Leaf has these log levels:

  • \Leaf\Log::EMERGENCY
  • \Leaf\Log::ALERT
  • \Leaf\Log::CRITICAL
  • \Leaf\Log::ERROR
  • \Leaf\Log::WARN
  • \Leaf\Log::NOTICE
  • \Leaf\Log::INFO
  • \Leaf\Log::DEBUG

The log.level application setting determines which logged messages will be honored and which will be ignored. For example, if the log.level setting is \Leaf\Log::INFO, debug messages will be ignored while info, warn, error, and fatal messages will be logged.

This option takes in a boolean and determines whether Leaf should create the specified log file if it doesn't exist.

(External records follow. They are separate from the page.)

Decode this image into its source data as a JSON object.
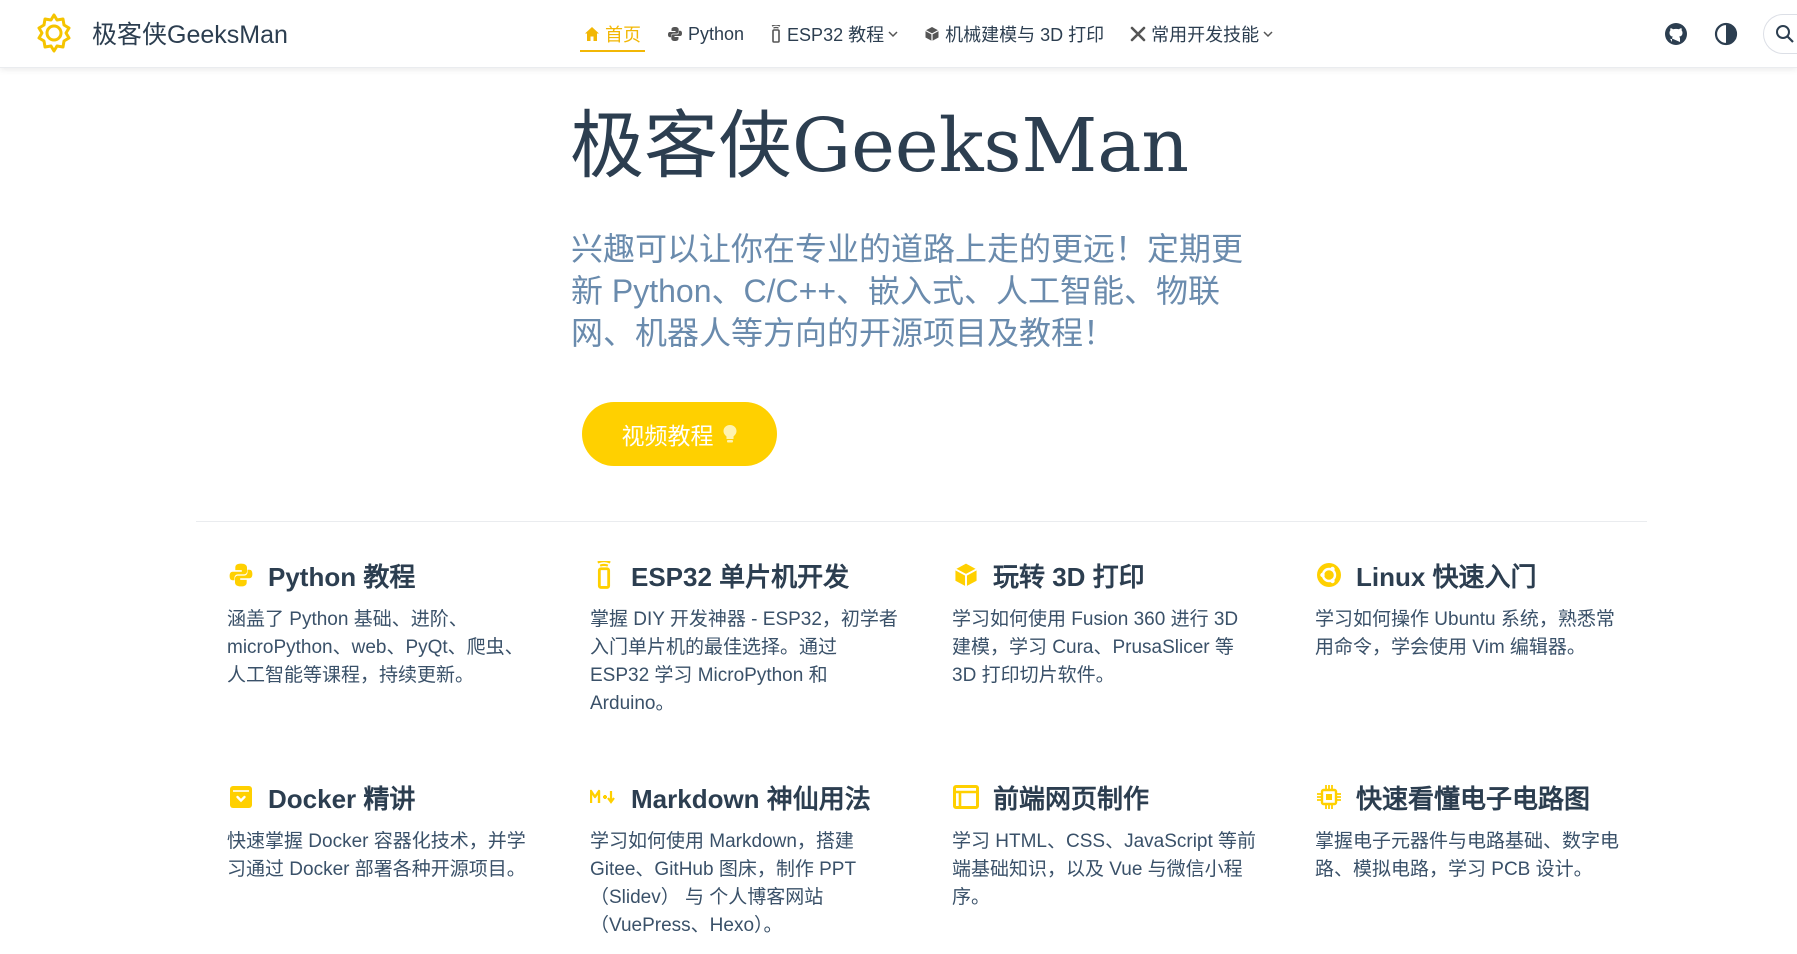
{
  "colors": {
    "accent": "#ffd000",
    "active": "#f2b705",
    "text": "#2c3e50",
    "tagline": "#6a8bad"
  },
  "navbar": {
    "site_name": "极客侠GeeksMan",
    "logo_icon": "gear-icon",
    "items": [
      {
        "label": "首页",
        "icon": "home-icon",
        "active": true
      },
      {
        "label": "Python",
        "icon": "python-icon"
      },
      {
        "label": "ESP32 教程",
        "icon": "microcontroller-icon",
        "dropdown": true
      },
      {
        "label": "机械建模与 3D 打印",
        "icon": "cube-icon"
      },
      {
        "label": "常用开发技能",
        "icon": "tools-icon",
        "dropdown": true
      }
    ],
    "tools": [
      "github-icon",
      "theme-toggle-icon",
      "search-icon"
    ]
  },
  "hero": {
    "title": "极客侠GeeksMan",
    "tagline": "兴趣可以让你在专业的道路上走的更远！定期更新 Python、C/C++、嵌入式、人工智能、物联网、机器人等方向的开源项目及教程！",
    "action": "视频教程",
    "action_icon": "lightbulb-icon"
  },
  "features": [
    {
      "title": "Python 教程",
      "icon": "python-icon",
      "desc": "涵盖了 Python 基础、进阶、microPython、web、PyQt、爬虫、人工智能等课程，持续更新。"
    },
    {
      "title": "ESP32 单片机开发",
      "icon": "microcontroller-icon",
      "desc": "掌握 DIY 开发神器 - ESP32，初学者入门单片机的最佳选择。通过 ESP32 学习 MicroPython 和 Arduino。"
    },
    {
      "title": "玩转 3D 打印",
      "icon": "cube-icon",
      "desc": "学习如何使用 Fusion 360 进行 3D 建模，学习 Cura、PrusaSlicer 等 3D 打印切片软件。"
    },
    {
      "title": "Linux 快速入门",
      "icon": "ubuntu-icon",
      "desc": "学习如何操作 Ubuntu 系统，熟悉常用命令，学会使用 Vim 编辑器。"
    },
    {
      "title": "Docker 精讲",
      "icon": "docker-icon",
      "desc": "快速掌握 Docker 容器化技术，并学习通过 Docker 部署各种开源项目。"
    },
    {
      "title": "Markdown 神仙用法",
      "icon": "markdown-icon",
      "desc": "学习如何使用 Markdown，搭建 Gitee、GitHub 图床，制作 PPT（Slidev） 与 个人博客网站（VuePress、Hexo）。"
    },
    {
      "title": "前端网页制作",
      "icon": "browser-window-icon",
      "desc": "学习 HTML、CSS、JavaScript 等前端基础知识，以及 Vue 与微信小程序。"
    },
    {
      "title": "快速看懂电子电路图",
      "icon": "chip-icon",
      "desc": "掌握电子元器件与电路基础、数字电路、模拟电路，学习 PCB 设计。"
    }
  ]
}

Use a custom log writer to direct logged messages to the appropriate output destination. By default, Leaf’s logger will write logged messages to STDERR. If you use a custom log writer, it must implement this interface:

public write(mixed $message, int $level);

The write() method is responsible for sending the logged message (not necessarily a string) to the appropriate output destination (e.g. a text file, a database, or a remote web service). The $level argument is one of the log levels listed above.

'log.writer' => new \My\LogWriter()


The relative or absolute path to the filesystem directory that contains your Leaf application’s view files.

'views.path' => './views'


When using a view engine, this config tells Leaf where to store cached views.